谢临歧一只温热的手掌缓缓贴近我颊边,动作轻柔,转瞬之间已将我拢入怀。

        闻见他身上幽幽的独属于清明的橙果香气,其间夹杂醇厚甘苦的沉香微香,我原本芜杂痛恨的回忆冲淡了些许,无声的将脸埋入他胸膛之间,声音说出来也是闷闷的。

        “你知不知道?没遇见你那阵子之前,我连眼睛都不敢合上。

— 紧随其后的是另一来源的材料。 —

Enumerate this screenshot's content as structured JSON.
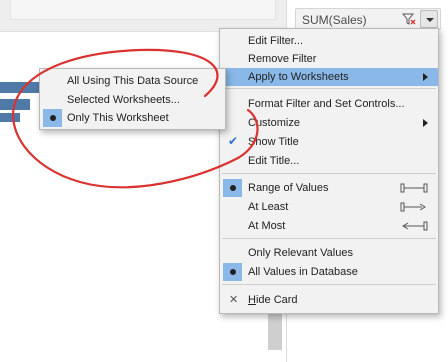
{
  "filter_card": {
    "title": "SUM(Sales)"
  },
  "main_menu": {
    "items": [
      {
        "label": "Edit Filter..."
      },
      {
        "label": "Remove Filter"
      },
      {
        "label": "Apply to Worksheets"
      },
      {
        "label": "Format Filter and Set Controls..."
      },
      {
        "label": "Customize"
      },
      {
        "label": "Show Title"
      },
      {
        "label": "Edit Title..."
      },
      {
        "label": "Range of Values"
      },
      {
        "label": "At Least"
      },
      {
        "label": "At Most"
      },
      {
        "label": "Only Relevant Values"
      },
      {
        "label": "All Values in Database"
      },
      {
        "label_hotkey": "H",
        "label_rest": "ide Card"
      }
    ]
  },
  "sub_menu": {
    "items": [
      {
        "label": "All Using This Data Source"
      },
      {
        "label": "Selected Worksheets..."
      },
      {
        "label": "Only This Worksheet"
      }
    ]
  },
  "colors": {
    "highlight": "#8ab8e8",
    "annotation": "#d9322f",
    "bar": "#4f79a6"
  }
}
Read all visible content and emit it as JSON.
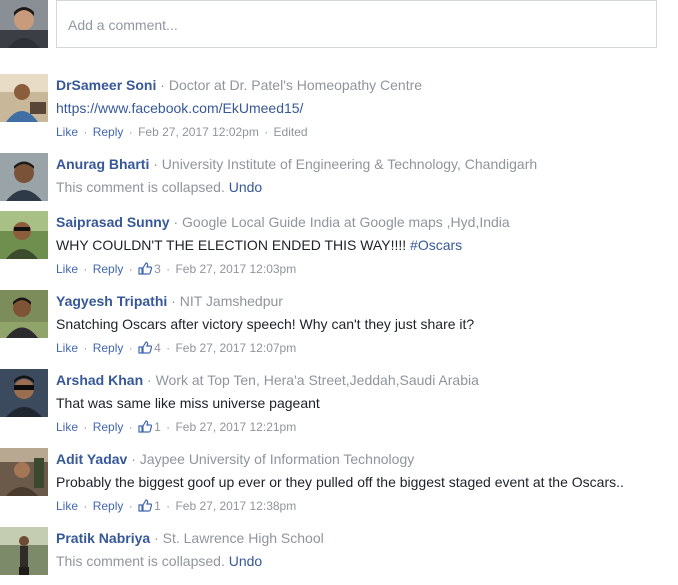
{
  "composer": {
    "placeholder": "Add a comment..."
  },
  "colors": {
    "link": "#365899",
    "action": "#4267b2",
    "meta": "#90949c",
    "text": "#1d2129",
    "border": "#d3d6db"
  },
  "comments": [
    {
      "author": "DrSameer Soni",
      "subtitle": "Doctor at Dr. Patel's Homeopathy Centre",
      "text": "https://www.facebook.com/EkUmeed15/",
      "like": "Like",
      "reply": "Reply",
      "time": "Feb 27, 2017 12:02pm",
      "edited": "Edited"
    },
    {
      "author": "Anurag Bharti",
      "subtitle": "University Institute of Engineering & Technology, Chandigarh",
      "collapsed_text": "This comment is collapsed.",
      "undo": "Undo"
    },
    {
      "author": "Saiprasad Sunny",
      "subtitle": "Google Local Guide India at Google maps ,Hyd,India",
      "text": "WHY COULDN'T THE ELECTION ENDED THIS WAY!!!! ",
      "hashtag": "#Oscars",
      "like": "Like",
      "reply": "Reply",
      "likes": "3",
      "time": "Feb 27, 2017 12:03pm"
    },
    {
      "author": "Yagyesh Tripathi",
      "subtitle": "NIT Jamshedpur",
      "text": "Snatching Oscars after victory speech! Why can't they just share it?",
      "like": "Like",
      "reply": "Reply",
      "likes": "4",
      "time": "Feb 27, 2017 12:07pm"
    },
    {
      "author": "Arshad Khan",
      "subtitle": "Work at Top Ten, Hera'a Street,Jeddah,Saudi Arabia",
      "text": "That was same like miss universe pageant",
      "like": "Like",
      "reply": "Reply",
      "likes": "1",
      "time": "Feb 27, 2017 12:21pm"
    },
    {
      "author": "Adit Yadav",
      "subtitle": "Jaypee University of Information Technology",
      "text": "Probably the biggest goof up ever or they pulled off the biggest staged event at the Oscars..",
      "like": "Like",
      "reply": "Reply",
      "likes": "1",
      "time": "Feb 27, 2017 12:38pm"
    },
    {
      "author": "Pratik Nabriya",
      "subtitle": "St. Lawrence High School",
      "collapsed_text": "This comment is collapsed.",
      "undo": "Undo"
    }
  ]
}
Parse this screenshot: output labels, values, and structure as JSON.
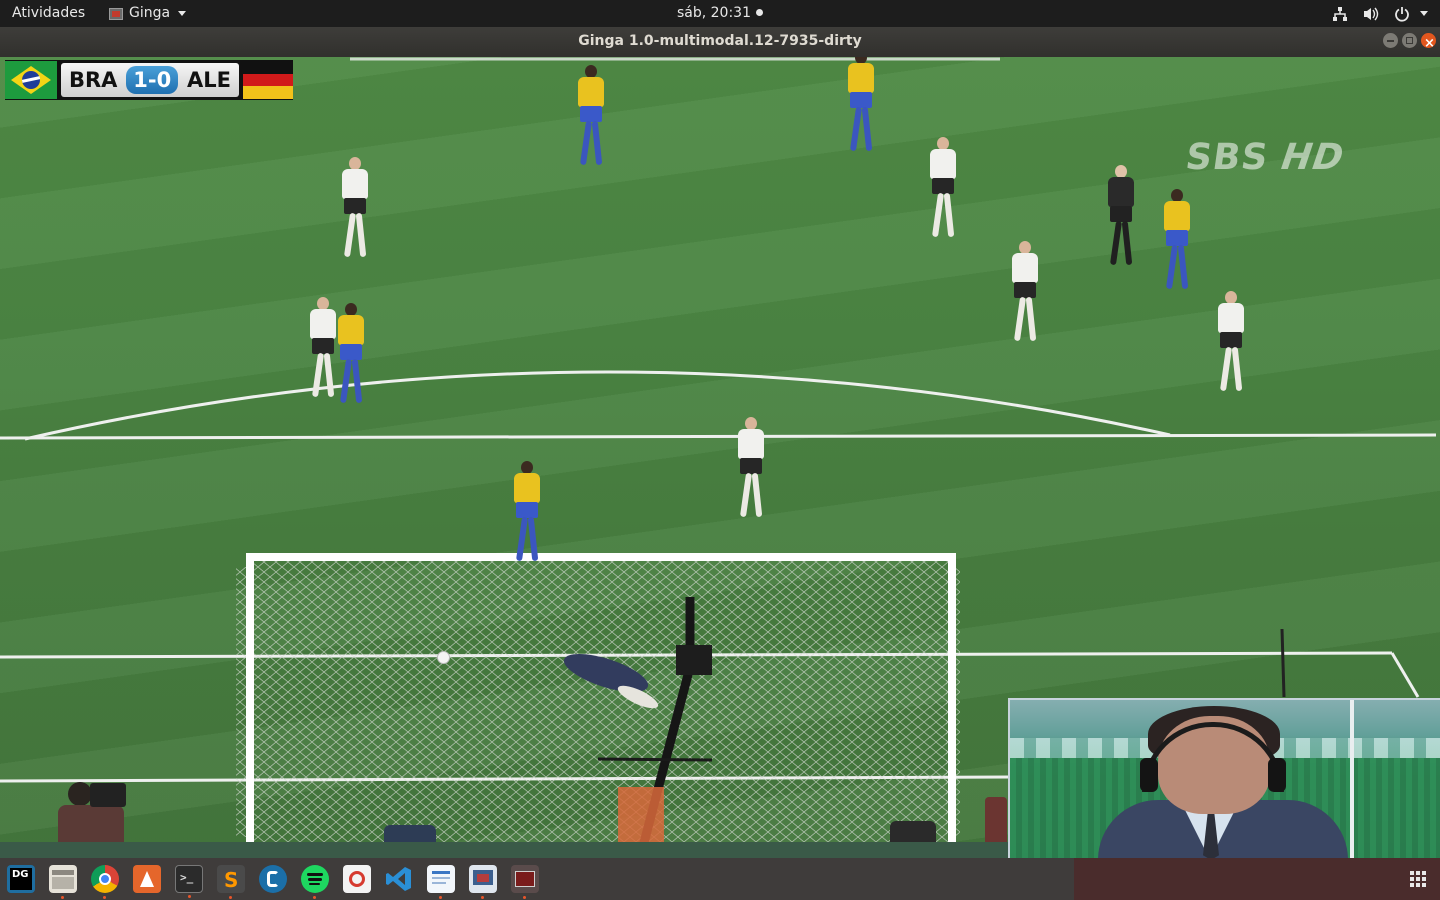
{
  "topbar": {
    "activities": "Atividades",
    "app_name": "Ginga",
    "clock": "sáb, 20:31",
    "tray_icons": [
      "network-icon",
      "volume-icon",
      "power-icon"
    ]
  },
  "window": {
    "title": "Ginga 1.0-multimodal.12-7935-dirty",
    "buttons": [
      "minimize-button",
      "maximize-button",
      "close-button"
    ]
  },
  "video": {
    "scoreboard": {
      "home": "BRA",
      "result": "1-0",
      "away": "ALE"
    },
    "watermark": {
      "brand": "SBS",
      "suffix": "HD"
    },
    "colors": {
      "pitch": "#4b8543",
      "brazil_shirt": "#e9c21f",
      "germany_shirt": "#f1f1ee",
      "scoreboard_accent": "#1f6fb0"
    }
  },
  "dock": {
    "apps": [
      {
        "name": "datagrip-icon",
        "label": "DG"
      },
      {
        "name": "files-icon"
      },
      {
        "name": "chrome-icon"
      },
      {
        "name": "software-center-icon"
      },
      {
        "name": "terminal-icon",
        "label": ">_"
      },
      {
        "name": "sublime-icon",
        "label": "S"
      },
      {
        "name": "remmina-icon"
      },
      {
        "name": "spotify-icon"
      },
      {
        "name": "pdf-viewer-icon"
      },
      {
        "name": "vscode-icon"
      },
      {
        "name": "text-editor-icon"
      },
      {
        "name": "screenshot-icon"
      },
      {
        "name": "ginga-icon"
      }
    ],
    "apps_grid": "show-applications-icon"
  }
}
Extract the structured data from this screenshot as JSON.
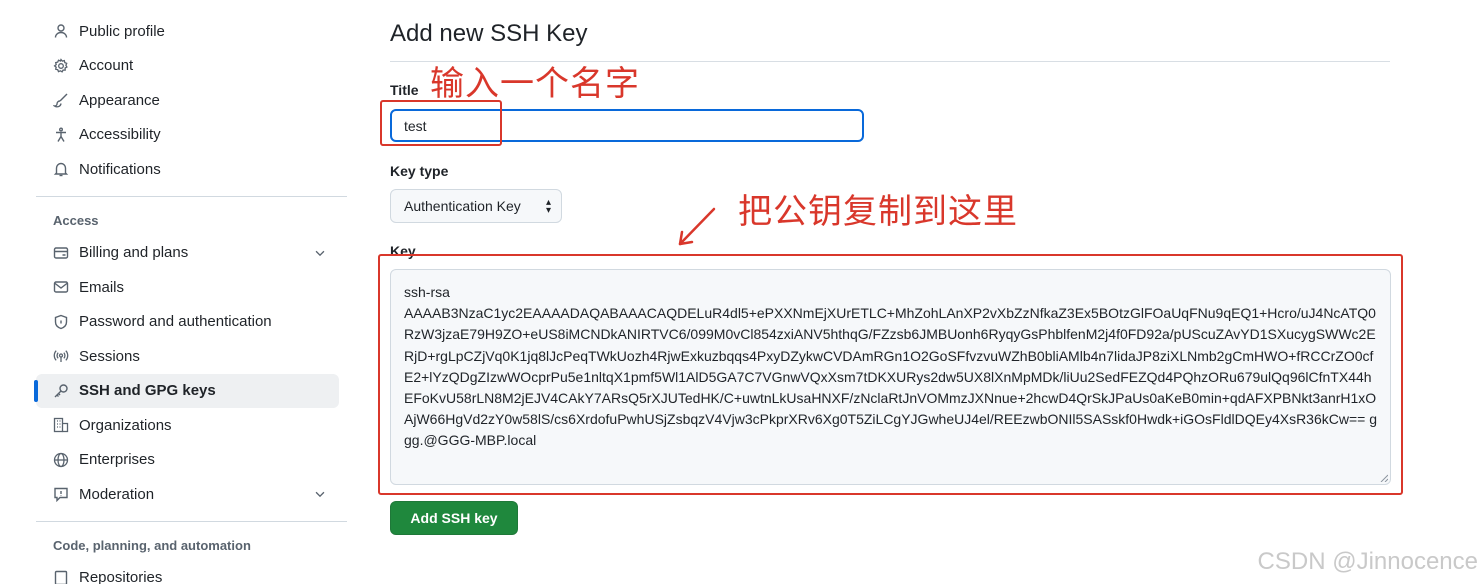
{
  "sidebar": {
    "items_top": [
      {
        "label": "Public profile",
        "icon": "person-icon"
      },
      {
        "label": "Account",
        "icon": "gear-icon"
      },
      {
        "label": "Appearance",
        "icon": "paintbrush-icon"
      },
      {
        "label": "Accessibility",
        "icon": "accessibility-icon"
      },
      {
        "label": "Notifications",
        "icon": "bell-icon"
      }
    ],
    "access_title": "Access",
    "items_access": [
      {
        "label": "Billing and plans",
        "icon": "credit-card-icon",
        "expandable": true
      },
      {
        "label": "Emails",
        "icon": "mail-icon"
      },
      {
        "label": "Password and authentication",
        "icon": "shield-lock-icon"
      },
      {
        "label": "Sessions",
        "icon": "broadcast-icon"
      },
      {
        "label": "SSH and GPG keys",
        "icon": "key-icon",
        "active": true
      },
      {
        "label": "Organizations",
        "icon": "organization-icon"
      },
      {
        "label": "Enterprises",
        "icon": "globe-icon"
      },
      {
        "label": "Moderation",
        "icon": "report-icon",
        "expandable": true
      }
    ],
    "code_title": "Code, planning, and automation",
    "items_code": [
      {
        "label": "Repositories",
        "icon": "repo-icon"
      }
    ]
  },
  "main": {
    "title": "Add new SSH Key",
    "title_label": "Title",
    "title_value": "test",
    "key_type_label": "Key type",
    "key_type_value": "Authentication Key",
    "key_label": "Key",
    "key_value": "ssh-rsa\nAAAAB3NzaC1yc2EAAAADAQABAAACAQDELuR4dl5+ePXXNmEjXUrETLC+MhZohLAnXP2vXbZzNfkaZ3Ex5BOtzGlFOaUqFNu9qEQ1+Hcro/uJ4NcATQ0RzW3jzaE79H9ZO+eUS8iMCNDkANIRTVC6/099M0vCl854zxiANV5hthqG/FZzsb6JMBUonh6RyqyGsPhblfenM2j4f0FD92a/pUScuZAvYD1SXucygSWWc2ERjD+rgLpCZjVq0K1jq8lJcPeqTWkUozh4RjwExkuzbqqs4PxyDZykwCVDAmRGn1O2GoSFfvzvuWZhB0bliAMlb4n7lidaJP8ziXLNmb2gCmHWO+fRCCrZO0cfE2+lYzQDgZIzwWOcprPu5e1nltqX1pmf5Wl1AlD5GA7C7VGnwVQxXsm7tDKXURys2dw5UX8lXnMpMDk/liUu2SedFEZQd4PQhzORu679ulQq96lCfnTX44hEFoKvU58rLN8M2jEJV4CAkY7ARsQ5rXJUTedHK/C+uwtnLkUsaHNXF/zNclaRtJnVOMmzJXNnue+2hcwD4QrSkJPaUs0aKeB0min+qdAFXPBNkt3anrH1xOAjW66HgVd2zY0w58lS/cs6XrdofuPwhUSjZsbqzV4Vjw3cPkprXRv6Xg0T5ZiLCgYJGwheUJ4el/REEzwbONIl5SASskf0Hwdk+iGOsFldlDQEy4XsR36kCw== ggg.@GGG-MBP.local",
    "submit_label": "Add SSH key"
  },
  "annotations": {
    "name_hint": "输入一个名字",
    "key_hint": "把公钥复制到这里",
    "color": "#d9372b"
  },
  "watermark": "CSDN @Jinnocence",
  "colors": {
    "accent": "#0969da",
    "primary_button": "#1f883d"
  }
}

”

        谢临歧像是轻轻笑了一声,我面前一阵颤动,他旋即将下颌微微抵在我发间,抵在那根冠羽之前,似乎是在感受冠羽迎风而婆娑的柔软触感。

        “我知道……没遇见你那阵子前,我亦是如此。这世逃出来了,我一直后悔没能等到你的成长。怕我来的迟,你叫别的人带走了,又或许根本不会想见我。”

        那柄宫灯移交到我手中。我指尖近乎颤抖贪婪地点触那光滑冷冷的玉杆,仿佛隔着苍茫水色去触碰栽植其中的一杆瘦弱芦苇,锦绣蜀绸都化作幽幽夏水流散,那芦苇也端不起沉重的雪,忽而化为柔软尘埃。

        我若有所思的仰首看谢临歧,这个角度去看他,反而能看见眼底的一些哀愁。

        “带不走的。你没找到我之前,我甚至觉得这般过完鬼生也不错。”

        “或许倦了去投胎,找谢必安为我开个后门儿,一定把我划到大富大贵但不是参与朝廷的那种家里,兄弟姊妹不需多,但要各个都和蔼可爱,不要江宴那种。我的阿母阿父……亦是如此。等到了年龄去嫁人,或许是得意春风的少年郎,又或许是东邻自幼的玩伴,走完极其短暂的一生。我还想过,走的比那人晚一点,看到子孙美满之后魂魄流去地府,谢必安他们就站在奈何桥头儿看着我,然后继续骗我当鬼差。”

        “可以有。”谢临歧忽而开声。

        我啊了声,从他怀里挣脱出,无助的怀抱那盏宫灯。